Setiap mobil pasti memiliki kaca besar (windshield) di depan kita untuk melindungi kita dari terpaan angin, debu, serangga dan kotoran lainnya. Juga dari silaunya matahari atau dari sorot lampau mobil yang datang dari depan kita! Mobil kita juga memiliki “kaca spion”, biasanya tiga buah. Semuanya jauh lebih kecil dari kaca windshield di depan kita! Agar kita dapat dimampukan maju ke depan dengan baik, kita semua perlu tahu apa yang sudah kita lalui (hindsight), tetapi juga apa yang ada di depan kita(foresight). Walau kita sesekali perlu melihat kaca spion, kita harus lebih perlu konsentrasi melihat ke depan!

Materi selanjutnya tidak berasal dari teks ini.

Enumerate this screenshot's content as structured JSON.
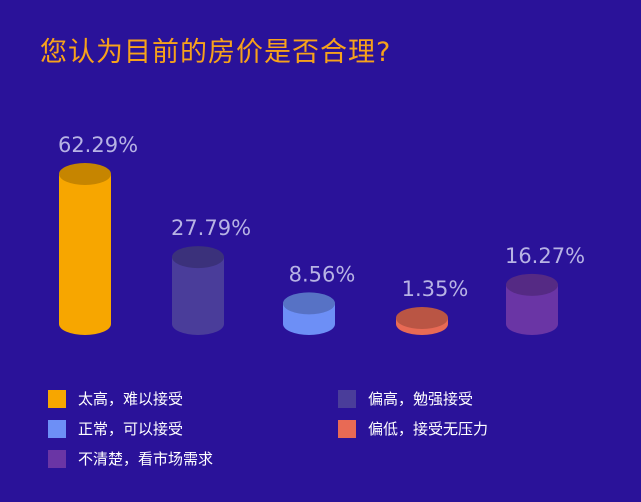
{
  "title": "您认为目前的房价是否合理?",
  "chart_data": {
    "type": "bar",
    "categories": [
      "太高，难以接受",
      "偏高，勉强接受",
      "正常，可以接受",
      "偏低，接受无压力",
      "不清楚，看市场需求"
    ],
    "values": [
      62.29,
      27.79,
      8.56,
      1.35,
      16.27
    ],
    "value_labels": [
      "62.29%",
      "27.79%",
      "8.56%",
      "1.35%",
      "16.27%"
    ],
    "unit": "%",
    "colors": [
      "#f7a600",
      "#4a3d9a",
      "#6d8ff6",
      "#e86a55",
      "#6a35a5"
    ],
    "ylim": [
      0,
      62.29
    ],
    "grid": false,
    "legend": "bottom"
  }
}
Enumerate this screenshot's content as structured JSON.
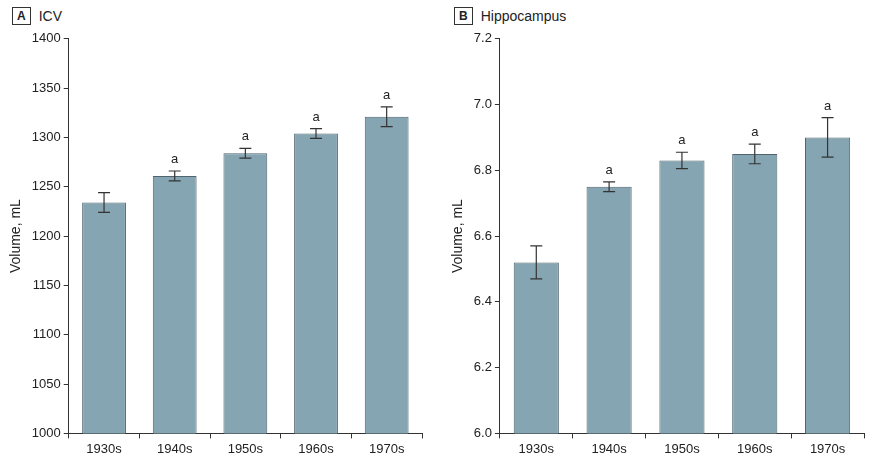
{
  "chart_data": [
    {
      "type": "bar",
      "panel": "A",
      "title": "ICV",
      "y_label": "Volume, mL",
      "categories": [
        "1930s",
        "1940s",
        "1950s",
        "1960s",
        "1970s"
      ],
      "values": [
        1234,
        1261,
        1284,
        1304,
        1321
      ],
      "error": [
        10,
        5,
        5,
        5,
        10
      ],
      "annotations": [
        null,
        "a",
        "a",
        "a",
        "a"
      ],
      "color": "#86a5b3",
      "ylim": [
        1000,
        1400
      ],
      "yticks": [
        1000,
        1050,
        1100,
        1150,
        1200,
        1250,
        1300,
        1350,
        1400
      ],
      "grid": false
    },
    {
      "type": "bar",
      "panel": "B",
      "title": "Hippocampus",
      "y_label": "Volume, mL",
      "categories": [
        "1930s",
        "1940s",
        "1950s",
        "1960s",
        "1970s"
      ],
      "values": [
        6.52,
        6.75,
        6.83,
        6.85,
        6.9
      ],
      "error": [
        0.05,
        0.015,
        0.025,
        0.03,
        0.06
      ],
      "annotations": [
        null,
        "a",
        "a",
        "a",
        "a"
      ],
      "color": "#86a5b3",
      "ylim": [
        6.0,
        7.2
      ],
      "yticks": [
        {
          "value": 6,
          "label": "6.0"
        },
        6.2,
        6.4,
        6.6,
        6.8,
        {
          "value": 7,
          "label": "7.0"
        },
        7.2
      ],
      "grid": false
    }
  ]
}
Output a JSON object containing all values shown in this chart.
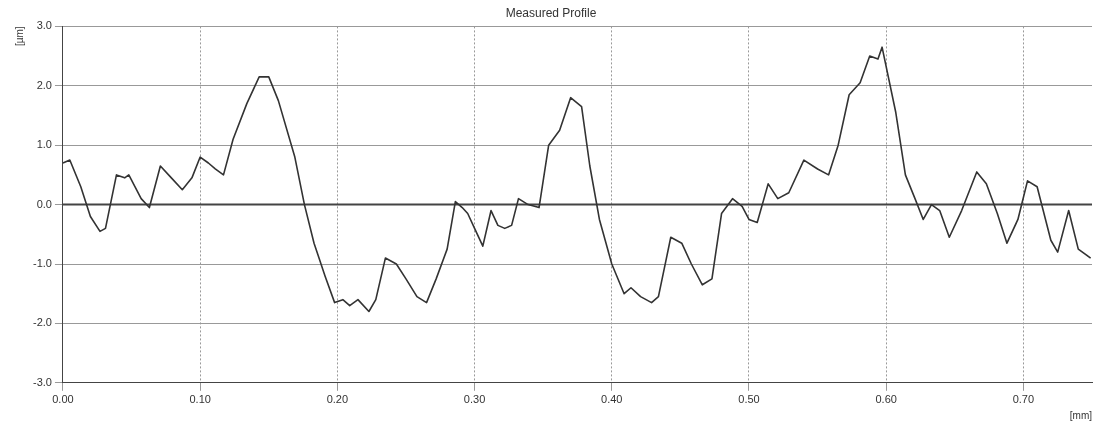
{
  "chart_data": {
    "type": "line",
    "title": "Measured Profile",
    "xlabel": "[mm]",
    "ylabel": "[µm]",
    "x": [
      0.0,
      0.005,
      0.013,
      0.02,
      0.027,
      0.031,
      0.039,
      0.045,
      0.048,
      0.057,
      0.063,
      0.071,
      0.079,
      0.087,
      0.094,
      0.1,
      0.106,
      0.111,
      0.117,
      0.124,
      0.134,
      0.143,
      0.15,
      0.157,
      0.169,
      0.176,
      0.183,
      0.191,
      0.198,
      0.204,
      0.209,
      0.215,
      0.223,
      0.228,
      0.235,
      0.243,
      0.25,
      0.258,
      0.265,
      0.272,
      0.28,
      0.286,
      0.291,
      0.295,
      0.3,
      0.306,
      0.312,
      0.317,
      0.322,
      0.327,
      0.332,
      0.339,
      0.347,
      0.354,
      0.362,
      0.37,
      0.378,
      0.384,
      0.391,
      0.4,
      0.409,
      0.414,
      0.421,
      0.429,
      0.434,
      0.443,
      0.451,
      0.458,
      0.466,
      0.473,
      0.48,
      0.488,
      0.495,
      0.5,
      0.506,
      0.514,
      0.521,
      0.529,
      0.54,
      0.55,
      0.558,
      0.565,
      0.573,
      0.581,
      0.588,
      0.594,
      0.597,
      0.607,
      0.614,
      0.621,
      0.627,
      0.633,
      0.639,
      0.646,
      0.655,
      0.666,
      0.673,
      0.681,
      0.688,
      0.696,
      0.703,
      0.71,
      0.72,
      0.725,
      0.733,
      0.74,
      0.749
    ],
    "series": [
      {
        "color": "#333333",
        "values": [
          0.7,
          0.75,
          0.3,
          -0.2,
          -0.45,
          -0.4,
          0.5,
          0.45,
          0.5,
          0.1,
          -0.05,
          0.65,
          0.45,
          0.25,
          0.45,
          0.8,
          0.7,
          0.6,
          0.5,
          1.1,
          1.7,
          2.15,
          2.15,
          1.75,
          0.8,
          0.0,
          -0.65,
          -1.2,
          -1.65,
          -1.6,
          -1.7,
          -1.6,
          -1.8,
          -1.6,
          -0.9,
          -1.0,
          -1.25,
          -1.55,
          -1.65,
          -1.25,
          -0.75,
          0.05,
          -0.05,
          -0.15,
          -0.4,
          -0.7,
          -0.1,
          -0.35,
          -0.4,
          -0.35,
          0.1,
          0.0,
          -0.05,
          1.0,
          1.25,
          1.8,
          1.65,
          0.65,
          -0.25,
          -1.0,
          -1.5,
          -1.4,
          -1.55,
          -1.65,
          -1.55,
          -0.55,
          -0.65,
          -1.0,
          -1.35,
          -1.25,
          -0.15,
          0.1,
          -0.03,
          -0.25,
          -0.3,
          0.35,
          0.1,
          0.2,
          0.75,
          0.6,
          0.5,
          1.0,
          1.85,
          2.05,
          2.5,
          2.45,
          2.65,
          1.55,
          0.5,
          0.1,
          -0.25,
          0.0,
          -0.1,
          -0.55,
          -0.1,
          0.55,
          0.35,
          -0.15,
          -0.65,
          -0.25,
          0.4,
          0.3,
          -0.6,
          -0.8,
          -0.1,
          -0.75,
          -0.9
        ]
      }
    ],
    "xlim": [
      0,
      0.75
    ],
    "xticks": [
      {
        "value": 0,
        "label": "0.00"
      },
      {
        "value": 0.1,
        "label": "0.10"
      },
      {
        "value": 0.2,
        "label": "0.20"
      },
      {
        "value": 0.3,
        "label": "0.30"
      },
      {
        "value": 0.4,
        "label": "0.40"
      },
      {
        "value": 0.5,
        "label": "0.50"
      },
      {
        "value": 0.6,
        "label": "0.60"
      },
      {
        "value": 0.7,
        "label": "0.70"
      }
    ],
    "ylim": [
      -3,
      3
    ],
    "yticks": [
      {
        "value": -3,
        "label": "-3.0"
      },
      {
        "value": -2,
        "label": "-2.0"
      },
      {
        "value": -1,
        "label": "-1.0"
      },
      {
        "value": 0,
        "label": "0.0"
      },
      {
        "value": 1,
        "label": "1.0"
      },
      {
        "value": 2,
        "label": "2.0"
      },
      {
        "value": 3,
        "label": "3.0"
      }
    ],
    "ref_lines": [
      {
        "axis": "y",
        "value": 0,
        "color": "#444444"
      }
    ],
    "grid": true,
    "legend": false,
    "marker": "none",
    "line_style": "solid"
  }
}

Ada hindsight (penglihatan masa lalu), ada juga foresight (visi masa depan!). Tetapi jangan lupa kita harus memiliki insight.  Melangkah ke depan tanpa adanya cukup pengertian dan kebijaksanaan, adalah melangkah ke depan tanpa memiliki persiapan yang memadai. Yesus mengingatkan kita agar sebelum kita membangun menara, kita duduk dulu membuat perhitungan yang cermat agar jangan kita hanya sanggup menyelesaikan pondasinya lalu ditertawakan oleh orang di sekitar kita! Sebelum kita memasuki medan laga, kita harus mengadakan persiapan yang cermat(cf.Lukas 14:28-33).

 

Perkantas adalah sebuah parachurch. Kita tidak boleh melupakan hal yang satu ini. Sebagai parachurch, Perkantas jelas mempunyai “keuntungan” dan “kelebihan”. Gereja mana pun tidak boleh menutup pintu apalagi menolak anggota yang cacat fisiknya, juga menolak mereka yang kurang cerdas. Lain halnya dengan parachurch. Untuk menjadi anggotanya seseorang harus sudah lahir kembali, sehat lahir dan batin. Karena usia yang tidak terlalu jauh berbeda, juga karena tingkat pendidikan yang kurang lebih sama, anggota parachurch juga memiliki berbagai nilai tambah yang lain yang tidak dimiliki oleh gereja.

 Perkantas lahir karena sudah terlebih dulu ada gereja. Teorinya, gereja asal anggota ataupun simpatisan Perkantas pasti diuntungkan karena gereja tersebut akan memiliki anggota yang sudah memiliki berbagai macam pelatihan. Bukan hanya KTB, tetapi juga pelatihan kepemimpinan, organisasi dan manajemen, dst.

Ironisnya, hal sebaliknya terjadi—seringkali tanpa disadari—ketika warga gereja sudah menjadi semakin maju dan dewasa berkat pelayanan Perkantas, para aktivisnya justru tidak dapat dimanfaatkan oleh gereja asal mereka untuk melayani program gerejanya. Sekali lagi tanpa disadari sepenuhnya: Perkantas bisa menjadi “pesaing” gereja! Di situlah seringkali terjadi “conflict of interest” sehingga apa yang semula dimaksudkan untuk menjadi aset pendukung gereja justru menjadi bumerang bagi gereja.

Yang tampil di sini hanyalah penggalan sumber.